All three of course were either official sponsors or approved suppliers of London 2012. Yet the high profile they paid so much for proved to be almost entirely negative. In my book I made a plea for an uncommercial Games, the Olympic five rings to be protected as a symbol of sport, not a logo for the corporations. As an Olympics romantic I resented the Games’ historic symbolism being used to flog fast food, fizzy drinks and dodgy internet connections.
Yet I needn’t have been so bothered, instead of militant opposition the companies managed to foul up their own PR so spectacularly that the commercialisation of London 2012 ended up being anything but the smooth and irresistible process I had feared. G4S will now forever be associated with their failure to provide the security staff and having to be bailed out by the armed services. Atos’s unpopularity amongst the disabled community is now far better known than their supply of IT systems for London 2012. And the Bhopal chemical disaster, which many had probably forgotten about, was back in the news and associated with Dow Chemical.

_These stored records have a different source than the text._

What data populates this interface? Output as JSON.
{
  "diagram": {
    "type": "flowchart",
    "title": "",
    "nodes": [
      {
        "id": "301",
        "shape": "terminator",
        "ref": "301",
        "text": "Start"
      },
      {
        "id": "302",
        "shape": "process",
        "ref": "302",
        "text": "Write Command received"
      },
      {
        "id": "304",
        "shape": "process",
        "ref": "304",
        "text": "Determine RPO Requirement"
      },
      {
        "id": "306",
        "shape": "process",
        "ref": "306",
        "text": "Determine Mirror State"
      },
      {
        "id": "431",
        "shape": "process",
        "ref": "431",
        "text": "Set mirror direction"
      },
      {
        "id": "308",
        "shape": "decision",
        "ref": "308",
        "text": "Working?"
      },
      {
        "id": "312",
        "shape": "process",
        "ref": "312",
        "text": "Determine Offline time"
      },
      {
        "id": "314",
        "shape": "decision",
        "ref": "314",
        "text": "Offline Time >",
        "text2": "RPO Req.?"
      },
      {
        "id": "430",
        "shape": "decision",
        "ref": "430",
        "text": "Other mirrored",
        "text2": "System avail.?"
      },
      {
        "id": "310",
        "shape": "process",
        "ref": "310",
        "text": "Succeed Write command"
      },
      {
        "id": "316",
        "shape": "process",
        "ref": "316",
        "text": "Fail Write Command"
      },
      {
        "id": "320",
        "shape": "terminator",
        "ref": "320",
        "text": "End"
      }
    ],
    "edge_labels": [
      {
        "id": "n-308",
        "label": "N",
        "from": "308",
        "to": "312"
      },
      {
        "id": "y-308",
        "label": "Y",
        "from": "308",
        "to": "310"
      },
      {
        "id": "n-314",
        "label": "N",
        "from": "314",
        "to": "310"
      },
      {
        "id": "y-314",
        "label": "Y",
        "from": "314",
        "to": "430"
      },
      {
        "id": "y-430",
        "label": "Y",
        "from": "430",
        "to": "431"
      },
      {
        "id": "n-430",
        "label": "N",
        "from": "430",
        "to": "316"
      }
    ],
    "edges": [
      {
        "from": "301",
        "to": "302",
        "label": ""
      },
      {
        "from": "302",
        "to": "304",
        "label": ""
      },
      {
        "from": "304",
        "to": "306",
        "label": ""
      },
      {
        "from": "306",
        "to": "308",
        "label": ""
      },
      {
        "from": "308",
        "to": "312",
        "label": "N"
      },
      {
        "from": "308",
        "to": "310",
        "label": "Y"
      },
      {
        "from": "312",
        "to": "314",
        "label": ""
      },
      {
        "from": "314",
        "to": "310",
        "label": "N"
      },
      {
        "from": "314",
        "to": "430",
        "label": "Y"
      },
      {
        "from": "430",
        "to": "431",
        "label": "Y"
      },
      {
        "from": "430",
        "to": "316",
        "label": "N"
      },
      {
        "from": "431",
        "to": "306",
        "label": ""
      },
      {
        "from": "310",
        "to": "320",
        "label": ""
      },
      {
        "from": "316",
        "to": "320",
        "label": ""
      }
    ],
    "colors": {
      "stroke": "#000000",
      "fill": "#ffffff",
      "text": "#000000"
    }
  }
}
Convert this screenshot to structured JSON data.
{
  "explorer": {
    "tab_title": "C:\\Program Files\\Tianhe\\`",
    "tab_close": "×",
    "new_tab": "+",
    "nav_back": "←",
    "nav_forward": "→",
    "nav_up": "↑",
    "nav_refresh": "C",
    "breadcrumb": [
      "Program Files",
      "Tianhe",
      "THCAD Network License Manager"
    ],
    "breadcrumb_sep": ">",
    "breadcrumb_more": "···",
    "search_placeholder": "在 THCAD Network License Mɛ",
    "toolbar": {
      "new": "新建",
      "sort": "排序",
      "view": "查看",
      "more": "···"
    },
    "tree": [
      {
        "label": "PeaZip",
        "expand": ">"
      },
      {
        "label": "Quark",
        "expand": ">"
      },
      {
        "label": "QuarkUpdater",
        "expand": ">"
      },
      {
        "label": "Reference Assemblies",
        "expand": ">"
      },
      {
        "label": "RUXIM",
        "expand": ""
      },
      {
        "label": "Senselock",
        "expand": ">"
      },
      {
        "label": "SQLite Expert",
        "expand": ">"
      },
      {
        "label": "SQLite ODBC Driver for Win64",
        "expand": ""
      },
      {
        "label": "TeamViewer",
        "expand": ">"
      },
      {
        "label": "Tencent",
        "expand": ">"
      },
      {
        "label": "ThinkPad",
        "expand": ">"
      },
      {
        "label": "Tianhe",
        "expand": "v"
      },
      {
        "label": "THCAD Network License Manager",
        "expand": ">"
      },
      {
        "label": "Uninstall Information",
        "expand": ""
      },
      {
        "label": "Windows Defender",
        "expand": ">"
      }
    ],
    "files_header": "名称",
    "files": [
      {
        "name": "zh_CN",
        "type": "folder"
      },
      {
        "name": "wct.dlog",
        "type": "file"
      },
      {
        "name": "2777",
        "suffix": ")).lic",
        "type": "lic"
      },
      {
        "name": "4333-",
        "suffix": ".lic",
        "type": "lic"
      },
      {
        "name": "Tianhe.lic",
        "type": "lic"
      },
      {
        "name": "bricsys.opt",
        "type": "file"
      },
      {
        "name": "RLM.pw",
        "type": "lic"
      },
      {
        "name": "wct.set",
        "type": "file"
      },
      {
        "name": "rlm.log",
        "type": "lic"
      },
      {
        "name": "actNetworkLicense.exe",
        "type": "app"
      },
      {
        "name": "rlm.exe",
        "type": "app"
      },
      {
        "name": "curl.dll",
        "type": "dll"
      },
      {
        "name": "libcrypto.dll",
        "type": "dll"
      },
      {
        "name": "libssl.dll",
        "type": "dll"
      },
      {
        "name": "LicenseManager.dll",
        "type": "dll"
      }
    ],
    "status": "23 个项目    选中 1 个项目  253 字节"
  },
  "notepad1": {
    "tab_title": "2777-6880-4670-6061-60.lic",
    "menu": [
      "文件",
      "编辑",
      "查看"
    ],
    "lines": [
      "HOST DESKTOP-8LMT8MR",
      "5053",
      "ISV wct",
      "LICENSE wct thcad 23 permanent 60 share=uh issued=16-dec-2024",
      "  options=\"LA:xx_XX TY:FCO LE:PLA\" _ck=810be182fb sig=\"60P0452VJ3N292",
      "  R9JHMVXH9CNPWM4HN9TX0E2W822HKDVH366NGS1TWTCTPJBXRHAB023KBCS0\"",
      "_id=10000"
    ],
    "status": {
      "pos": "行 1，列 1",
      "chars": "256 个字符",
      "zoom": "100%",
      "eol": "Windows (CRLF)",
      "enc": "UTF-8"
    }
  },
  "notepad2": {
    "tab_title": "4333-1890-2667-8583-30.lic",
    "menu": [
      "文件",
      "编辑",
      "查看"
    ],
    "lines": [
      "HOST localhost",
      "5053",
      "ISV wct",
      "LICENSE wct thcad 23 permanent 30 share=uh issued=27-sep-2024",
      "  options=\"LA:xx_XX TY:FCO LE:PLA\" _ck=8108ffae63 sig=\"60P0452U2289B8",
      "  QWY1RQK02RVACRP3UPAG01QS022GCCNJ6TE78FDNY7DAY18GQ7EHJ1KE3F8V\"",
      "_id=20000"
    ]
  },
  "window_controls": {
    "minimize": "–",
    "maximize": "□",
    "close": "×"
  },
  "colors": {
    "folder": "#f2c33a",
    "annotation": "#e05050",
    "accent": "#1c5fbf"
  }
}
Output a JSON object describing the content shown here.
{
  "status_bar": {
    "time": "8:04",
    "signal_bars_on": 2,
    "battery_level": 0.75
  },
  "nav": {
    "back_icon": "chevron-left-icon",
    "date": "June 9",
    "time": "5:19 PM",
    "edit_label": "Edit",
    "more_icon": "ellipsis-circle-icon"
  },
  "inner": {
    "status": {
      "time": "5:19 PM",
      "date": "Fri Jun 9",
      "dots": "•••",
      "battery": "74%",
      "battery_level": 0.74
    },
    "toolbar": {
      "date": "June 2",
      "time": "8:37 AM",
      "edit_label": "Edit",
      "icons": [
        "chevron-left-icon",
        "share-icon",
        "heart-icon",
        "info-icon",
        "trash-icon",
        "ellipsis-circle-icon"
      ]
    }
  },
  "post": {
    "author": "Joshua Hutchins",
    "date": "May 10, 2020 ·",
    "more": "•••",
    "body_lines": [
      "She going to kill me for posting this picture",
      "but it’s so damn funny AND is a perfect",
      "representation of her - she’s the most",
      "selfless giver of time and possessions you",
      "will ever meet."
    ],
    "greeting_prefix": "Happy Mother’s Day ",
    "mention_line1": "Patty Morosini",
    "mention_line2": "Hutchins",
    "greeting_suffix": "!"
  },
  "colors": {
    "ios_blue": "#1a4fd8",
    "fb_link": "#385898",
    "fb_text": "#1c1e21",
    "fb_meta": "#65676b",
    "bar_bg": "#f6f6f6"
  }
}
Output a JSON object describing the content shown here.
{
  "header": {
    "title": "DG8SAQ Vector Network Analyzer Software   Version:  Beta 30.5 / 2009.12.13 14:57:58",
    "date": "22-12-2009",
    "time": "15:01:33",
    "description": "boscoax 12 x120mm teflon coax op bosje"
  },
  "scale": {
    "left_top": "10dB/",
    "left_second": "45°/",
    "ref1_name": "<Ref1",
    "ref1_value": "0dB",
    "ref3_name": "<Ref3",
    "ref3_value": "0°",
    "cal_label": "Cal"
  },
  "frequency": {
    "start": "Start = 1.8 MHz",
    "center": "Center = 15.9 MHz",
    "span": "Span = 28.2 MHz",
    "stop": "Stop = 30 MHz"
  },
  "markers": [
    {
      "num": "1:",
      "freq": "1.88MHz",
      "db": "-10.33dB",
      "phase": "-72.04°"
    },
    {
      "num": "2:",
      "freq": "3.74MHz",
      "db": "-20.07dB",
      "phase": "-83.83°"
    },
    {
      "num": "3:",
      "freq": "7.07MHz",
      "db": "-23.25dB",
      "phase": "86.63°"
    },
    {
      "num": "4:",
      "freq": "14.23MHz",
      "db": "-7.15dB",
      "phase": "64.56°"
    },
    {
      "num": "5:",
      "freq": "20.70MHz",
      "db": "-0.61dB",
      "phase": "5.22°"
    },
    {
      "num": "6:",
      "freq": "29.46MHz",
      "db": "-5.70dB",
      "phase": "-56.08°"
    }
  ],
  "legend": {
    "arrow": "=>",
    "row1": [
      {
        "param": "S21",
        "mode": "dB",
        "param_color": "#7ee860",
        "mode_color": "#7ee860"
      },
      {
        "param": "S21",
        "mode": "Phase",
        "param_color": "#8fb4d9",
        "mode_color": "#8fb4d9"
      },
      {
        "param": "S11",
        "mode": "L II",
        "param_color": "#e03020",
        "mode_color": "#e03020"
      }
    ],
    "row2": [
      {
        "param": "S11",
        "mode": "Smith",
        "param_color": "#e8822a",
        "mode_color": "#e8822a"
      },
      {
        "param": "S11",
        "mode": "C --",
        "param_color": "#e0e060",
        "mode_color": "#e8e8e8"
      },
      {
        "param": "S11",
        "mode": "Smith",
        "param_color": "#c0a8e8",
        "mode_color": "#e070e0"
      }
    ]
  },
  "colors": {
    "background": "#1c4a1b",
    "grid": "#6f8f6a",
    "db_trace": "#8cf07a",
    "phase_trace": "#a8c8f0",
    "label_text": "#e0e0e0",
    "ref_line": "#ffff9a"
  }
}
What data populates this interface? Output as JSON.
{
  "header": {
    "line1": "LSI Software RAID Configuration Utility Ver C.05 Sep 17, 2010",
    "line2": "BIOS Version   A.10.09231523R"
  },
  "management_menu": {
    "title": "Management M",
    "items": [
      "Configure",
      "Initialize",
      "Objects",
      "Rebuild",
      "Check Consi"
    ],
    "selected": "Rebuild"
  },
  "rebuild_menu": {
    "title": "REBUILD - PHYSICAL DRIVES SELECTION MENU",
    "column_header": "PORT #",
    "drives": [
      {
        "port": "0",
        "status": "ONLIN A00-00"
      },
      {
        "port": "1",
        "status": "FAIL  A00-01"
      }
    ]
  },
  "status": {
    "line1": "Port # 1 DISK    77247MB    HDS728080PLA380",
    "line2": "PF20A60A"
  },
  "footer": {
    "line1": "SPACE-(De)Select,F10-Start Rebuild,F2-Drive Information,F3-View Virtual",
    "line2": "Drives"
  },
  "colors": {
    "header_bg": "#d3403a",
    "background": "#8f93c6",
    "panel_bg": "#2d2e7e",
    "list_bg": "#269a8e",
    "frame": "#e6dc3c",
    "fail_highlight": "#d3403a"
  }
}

But it gets worse. Which marketing genius came up with the deal for Visa? Discovering that Visa is the only card with which you are able to buy tickets or food at the ground does nothing to make you feel warm about the company if you have their card, and inspires unreserved hatred for Visa if you don’t own one.
The sponsors were also a focus for unremitting scrutiny if they’d snapped up free tickets as part of any deal, especially if they were guilty of causing empty seats because they didn’t take up their allocations. And hardly a day went by when the unhealthy products that most of the sponsors are responsible for were in one media spotlight or another with questions being asked why they were allowed to be associated with sport.
London 2012 was subject to the strict guidelines for branding in all Olympic venues. These are pleasingly advert-free, an example of tough legislation to prevent the commodification of sport. It meant that outside the arenas, and in the build up, the advertising frenzy went completely overboard. But once the real action began, the standout gold medal-winning performances we’ll all remember, there was not an advert or sponsor in sight. This for me is how it should be: the sponsors aren’t backing the Olympics out of any charitable intent, they are using it to make money, to sell more products. They need the Olympics every bit as much as London 2012 needed their money. And there’s plenty of competition to be a sponsor too, nothing reaches a global audience in the same way as the Olympics. So it was right to regulate their involvement and their profile to ensure they didn’t overwhelm the Games.
But (whisper it quietly) with no profile in the arenas, the bad press is likely to outweigh the good. What’s more, the unpredictability of who wins the gold medals means they are likely to be associated with a non-Olympic sponsor. Mo Farah is a Nike man, so his gold medal was of next to no use to official London 2012 sponsor, Adidas.
I could almost feel sorry for all the money the sponsors have wasted, but I won’t. They still get all the credit for backing London 2012 rather than the Games’ biggest single sponsor: you and me, the British taxpayer.